First and foremost, kirling isn’t painful, you only feel slight discomfort from the buzzing electrical diodes. Next, only adults would be kirled. As we’ld learn over the first few decades of kirling, children can’t handle the weight of their past lives’ mistakes. Even adults grapple with such life-changing information, so the government begins offering counseling at SKI to prevent suicides. Sure, a small percentage of the population carries criminal records and may have to complete unfulfilled prison sentences, but the vast majority leave SKI with their inheritances, university scholarships, and/or job offers. The lucky few even learn they have soulmates—two souls with a 99% or greater match in their electrical patterns.

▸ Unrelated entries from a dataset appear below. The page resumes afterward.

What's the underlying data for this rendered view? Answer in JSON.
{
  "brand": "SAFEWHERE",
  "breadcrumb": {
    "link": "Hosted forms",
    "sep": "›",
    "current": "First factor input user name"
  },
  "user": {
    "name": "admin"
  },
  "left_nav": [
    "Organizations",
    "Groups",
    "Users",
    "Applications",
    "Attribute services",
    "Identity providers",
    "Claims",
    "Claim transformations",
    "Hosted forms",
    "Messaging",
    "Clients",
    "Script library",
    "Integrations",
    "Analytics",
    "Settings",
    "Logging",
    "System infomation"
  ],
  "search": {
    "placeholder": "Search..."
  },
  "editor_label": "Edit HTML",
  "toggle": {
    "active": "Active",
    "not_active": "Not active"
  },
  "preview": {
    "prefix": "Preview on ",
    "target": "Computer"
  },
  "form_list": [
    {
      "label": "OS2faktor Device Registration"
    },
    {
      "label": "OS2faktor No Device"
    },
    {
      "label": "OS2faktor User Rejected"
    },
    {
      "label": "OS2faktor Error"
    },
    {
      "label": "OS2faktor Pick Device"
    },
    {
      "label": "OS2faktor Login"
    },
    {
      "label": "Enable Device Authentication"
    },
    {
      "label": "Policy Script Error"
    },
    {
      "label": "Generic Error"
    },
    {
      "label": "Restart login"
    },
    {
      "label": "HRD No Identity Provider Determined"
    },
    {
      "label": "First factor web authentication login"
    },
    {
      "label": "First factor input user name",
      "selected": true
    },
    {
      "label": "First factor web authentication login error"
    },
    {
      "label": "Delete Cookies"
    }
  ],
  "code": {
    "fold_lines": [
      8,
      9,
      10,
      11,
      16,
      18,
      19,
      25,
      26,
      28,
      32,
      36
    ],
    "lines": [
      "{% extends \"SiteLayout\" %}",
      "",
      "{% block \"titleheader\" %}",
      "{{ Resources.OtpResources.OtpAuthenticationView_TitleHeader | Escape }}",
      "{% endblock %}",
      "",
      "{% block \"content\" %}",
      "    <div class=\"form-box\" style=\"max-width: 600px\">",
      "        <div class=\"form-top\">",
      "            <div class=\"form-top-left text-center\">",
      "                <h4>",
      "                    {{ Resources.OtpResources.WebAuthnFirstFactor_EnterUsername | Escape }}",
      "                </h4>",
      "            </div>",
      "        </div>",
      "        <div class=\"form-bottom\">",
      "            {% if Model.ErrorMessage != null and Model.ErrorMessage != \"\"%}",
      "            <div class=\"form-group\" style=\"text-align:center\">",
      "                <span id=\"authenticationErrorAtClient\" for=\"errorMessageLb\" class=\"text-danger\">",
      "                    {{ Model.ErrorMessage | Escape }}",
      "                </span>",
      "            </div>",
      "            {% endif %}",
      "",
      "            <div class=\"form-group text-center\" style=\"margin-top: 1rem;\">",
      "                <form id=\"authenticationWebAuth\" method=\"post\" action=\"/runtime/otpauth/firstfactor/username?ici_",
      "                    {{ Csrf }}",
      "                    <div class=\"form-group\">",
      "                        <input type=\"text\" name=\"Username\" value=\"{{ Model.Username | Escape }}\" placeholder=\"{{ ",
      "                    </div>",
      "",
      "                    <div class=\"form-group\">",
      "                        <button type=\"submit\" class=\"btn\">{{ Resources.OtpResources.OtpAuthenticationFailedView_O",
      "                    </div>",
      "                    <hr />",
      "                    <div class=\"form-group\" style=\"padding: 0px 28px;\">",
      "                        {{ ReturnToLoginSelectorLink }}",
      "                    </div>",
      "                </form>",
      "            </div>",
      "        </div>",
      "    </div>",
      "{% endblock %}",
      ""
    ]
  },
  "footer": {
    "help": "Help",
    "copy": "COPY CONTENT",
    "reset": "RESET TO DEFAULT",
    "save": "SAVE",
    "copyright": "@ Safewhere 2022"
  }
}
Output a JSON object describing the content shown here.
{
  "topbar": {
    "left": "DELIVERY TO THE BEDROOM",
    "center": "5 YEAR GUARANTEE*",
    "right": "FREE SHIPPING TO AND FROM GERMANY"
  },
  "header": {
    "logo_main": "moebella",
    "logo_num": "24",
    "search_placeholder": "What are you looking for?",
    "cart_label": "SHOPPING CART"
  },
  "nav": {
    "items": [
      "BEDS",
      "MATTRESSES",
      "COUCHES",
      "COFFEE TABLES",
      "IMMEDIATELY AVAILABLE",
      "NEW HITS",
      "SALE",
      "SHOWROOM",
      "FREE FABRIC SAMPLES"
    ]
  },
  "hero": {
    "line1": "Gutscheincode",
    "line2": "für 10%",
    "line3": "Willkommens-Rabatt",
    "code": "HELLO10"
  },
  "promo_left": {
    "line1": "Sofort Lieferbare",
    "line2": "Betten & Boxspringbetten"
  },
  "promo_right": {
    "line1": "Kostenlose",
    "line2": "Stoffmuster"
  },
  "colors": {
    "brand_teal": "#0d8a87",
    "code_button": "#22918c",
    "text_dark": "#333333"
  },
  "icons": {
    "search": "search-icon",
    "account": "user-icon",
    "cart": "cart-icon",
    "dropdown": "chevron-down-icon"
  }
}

Combine this world-building with a “magic system” in which we interact with the same network of souls in each lifetime, and you have the structural frame around which Soulmatch was built. I fleshed out the story with characters who share our own hopes and dreams, but who face challenges we could only daydream about (which I did for ten years).
We don’t yet have scientific proof of reincarnation, but we’ve seen how science fiction can inspire real-world technological advances—iPhones and Apple watches are just two examples that come to mind. So if scientists can photograph souls, and if we develop the capacity to catalogue those images and match them from generation to generation, proof could be just around the corner. Are we ready?While dystopian, Soulmatch isn’t set in a post-apocalyptic world rife with destruction. It’s a peaceful, idyllic future with underlying currents of corruption, soon unearthed by its savvy heroine and her supportive cast of characters. Fans of fantasy, scifi, and romance will be equally delighted. Writing Soulmatch was the perfect escape from the dystopian world I was living in at the time. I hope reading it is your perfect escape now.